İlk önce kreatin'e, daha fazla enerjiye ve yağsız kasa gereksinimi olanların ihtiyacı vardır. Daha sonra, vücudunu forma sokmak isteyenlerin, yağsız kas miktarını artırmak isteyenlerin ve fazla yağ kütlerinden kurtulmak isteyenlerin kreatin'i kullanmaları tavsiye edilir. Son olarak, yoğun fiziksel aktivite gerektiren bir işte çalışanlar, fiziksel stres ve uzun süreli yorgunluğa maruz kalan kişiler ve kreatin'in inanılmaz sonuçlarından hoşlanan veya bu sonuçları arzu eden kişiler onu rahatlıkla kullanabilirler.
Creatin, vücudun enerji üretmek için kullandığı yakıt olan ATP (Adonosine TriPhosphate) üretimine yardımcı olan ve aynı zamanda ani ve yüksek enerji ihtiyaçlarını karşılayan bir maddedir. ATP, vücutta özellikle beysbol , futbol, voleybol, hentbol, koşu, yüzme, bisiklet, dağcılık, güreş, *** ve halter vb. gibi sporları yaparken yoğun şekilde kullanılır. Kreatin sportif performansı artırır. Kreatin en fazla kas veya adele dokularında birikir ve kasların özellikle sportif faaliyetler (koşu, ağırlık kaldırma vs.) esnasındaki ani enerji ihtiyaçlarını karşılamak için ATP'nin yakılmasına yardımcı olur.

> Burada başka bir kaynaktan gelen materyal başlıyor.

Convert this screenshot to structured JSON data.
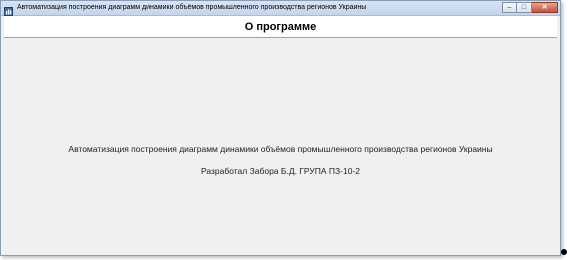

Amerika’da çeşitli sporcular üzerinde yapılan testlerde 28 gün boyunca düzenli kreatin alan sporcularda yağsız kas miktarında ve kaldırılan ağırlıklarda, kreatin kullanmayan fakat aynı egzersizlere katılan sporculara göre ortalama %51 oranında artış gözlenmiştir. Kreatin kullanımının insan için güvenli olduğuna ait sayısız bilimsel araştırma vardır. Yine yakın zamanda bir okul takımında yapılan, 28 gün boyunca bir glikoz, taurin, sodyum ve potasyum fosfat çözeltisi içinde günde 15,7 gr kreatin (oldukça yüksek bir doz) alan oyuncularda, süre sonunda yapılan kan testlerinde tüm parametrelerin normal limitler arasında olduğu ve karaciğere olumsuz bir etki olmadığı gösterilmiştir.
Kısa bir süre içerisinde ‘Rambo’ kadar olmasa da daha yapılı ve güçlü olmak istiyorsanız; siz de ‘kreatin’i deneyebilirsiniz; çünkü ‘kreatin’ gerçekten işe yarıyor… ‘Kreatin’i kullanan sporculardan, etkilerini araştıran akademisyenlere ve satışını gerçekleştiren pazarlama uzmanlarına kadar birçok kişi, ‘Asterix’in büyülü iksiri’nin yani ‘kreatin’ gerçeği’nin farkında!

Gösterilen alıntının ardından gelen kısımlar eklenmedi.